Macedonia's parliament has elected a new center-left coalition government led by former opposition leader Zoran Zaev, ending a six-month political stalemate.
Lawmakers voted 62-44 just before midnight on May 31 to confirm a 26-member cabinet proposed by Zaev, who leads the Social Democrat Union. Five lawmakers abstained and nine were absent.
Zaev was sworn in as prime minister by the parliament speaker immediately after the vote.
Zaev promised his government would step up economic reforms and speed up the country's bid to join the European Union and NATO.
With his ascendance, the 11-year rule of the nationalist VMRO-DPMNE party comes to an end.
VMRO-DPMNE followers have been unhappy with the governing coalition's appointment of ethnic Albanians to be speaker of parliament as well as to serve in nine cabinet posts.
Zaev formed an alliance with two small ethnic Albanian parties to control 62 of parliament's 120 seats after his party finished second in December elections that produced a hung parliament.
About a third of Macedonia's population is ethnic Albanian, and ethnic tensions brought the former Yugoslav republic close to civil war in 2001.
Heather Nauert, a spokeswoman for the U.S. State Department, congratulated Zaev and said the United States stood ready to help the country carry out reforms that strengthen the rule of law, judicial independence, media freedom, and government accountability.
The European Union also welcomed the move. "The EU is ready to support the work that the new government, as well as the opposition, will do to constructively implement all parts of the Przino agreement and the Urgent Reform Priorities," EU foreign-policy chief Federica Mogherini said in a statement, referring to an accord among Macedonian leaders brokered by the EU last year.
"This is also essential to bring the country back on its European integration path, a process that the citizens clearly want and deserve," Mogherini said.
In a statement, NATO Secretary-General Jens Stoltenberg said he spoke with Zaev and congratulated him.
"We agreed on the importance of addressing urgently needed reforms, including on good governance and the rule of law," Stoltenberg said, adding that such reforms will benefit all citizens of Macedonia and will "further advance the country’s Euro-Atlantic aspirations."

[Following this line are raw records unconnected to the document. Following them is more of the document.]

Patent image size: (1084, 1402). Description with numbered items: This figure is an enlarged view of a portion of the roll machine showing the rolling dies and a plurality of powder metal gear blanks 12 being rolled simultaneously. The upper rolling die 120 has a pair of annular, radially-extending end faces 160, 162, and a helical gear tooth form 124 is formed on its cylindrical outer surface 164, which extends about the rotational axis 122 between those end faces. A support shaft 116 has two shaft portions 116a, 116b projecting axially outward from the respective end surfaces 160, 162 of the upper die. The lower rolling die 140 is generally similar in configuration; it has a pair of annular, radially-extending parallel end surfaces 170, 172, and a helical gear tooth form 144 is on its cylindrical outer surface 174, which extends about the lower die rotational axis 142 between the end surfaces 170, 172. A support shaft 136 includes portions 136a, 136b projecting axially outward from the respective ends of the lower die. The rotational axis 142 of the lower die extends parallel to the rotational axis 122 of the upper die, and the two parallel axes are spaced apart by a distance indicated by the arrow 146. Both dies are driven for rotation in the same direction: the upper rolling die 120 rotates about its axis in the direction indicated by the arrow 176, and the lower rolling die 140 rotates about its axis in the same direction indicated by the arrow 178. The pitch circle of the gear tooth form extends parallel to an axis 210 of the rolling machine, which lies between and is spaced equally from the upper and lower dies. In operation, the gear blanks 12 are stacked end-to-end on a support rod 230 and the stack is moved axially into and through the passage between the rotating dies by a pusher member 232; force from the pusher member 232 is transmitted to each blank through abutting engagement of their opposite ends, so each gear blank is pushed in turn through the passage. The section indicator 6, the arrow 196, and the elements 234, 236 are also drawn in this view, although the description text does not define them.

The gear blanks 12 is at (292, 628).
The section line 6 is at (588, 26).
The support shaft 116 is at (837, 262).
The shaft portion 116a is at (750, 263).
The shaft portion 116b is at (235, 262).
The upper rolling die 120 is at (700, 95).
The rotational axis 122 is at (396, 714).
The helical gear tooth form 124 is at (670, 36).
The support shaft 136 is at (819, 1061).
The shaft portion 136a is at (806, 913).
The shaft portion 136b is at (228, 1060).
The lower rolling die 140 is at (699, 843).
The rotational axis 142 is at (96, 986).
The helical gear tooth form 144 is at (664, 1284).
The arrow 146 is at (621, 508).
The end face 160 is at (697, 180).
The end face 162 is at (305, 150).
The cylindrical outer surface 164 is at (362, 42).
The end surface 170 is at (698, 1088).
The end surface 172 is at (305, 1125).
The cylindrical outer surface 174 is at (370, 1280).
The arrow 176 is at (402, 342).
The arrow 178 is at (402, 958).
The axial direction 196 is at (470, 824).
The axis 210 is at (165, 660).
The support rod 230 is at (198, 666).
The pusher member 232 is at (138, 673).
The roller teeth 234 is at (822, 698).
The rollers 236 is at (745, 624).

In a separate development, authorities in Macedonia said the health minister in the outgoing government, Nikola Todorov, was shot at on June 1 outside the ministry as he headed there to hand over the post to the new minister.
The Interior Ministry said the gunman targeted Todorov -- a member of the VMRO-DPMNE party -- who escaped unharmed. The suspected assailant was detained on the spot.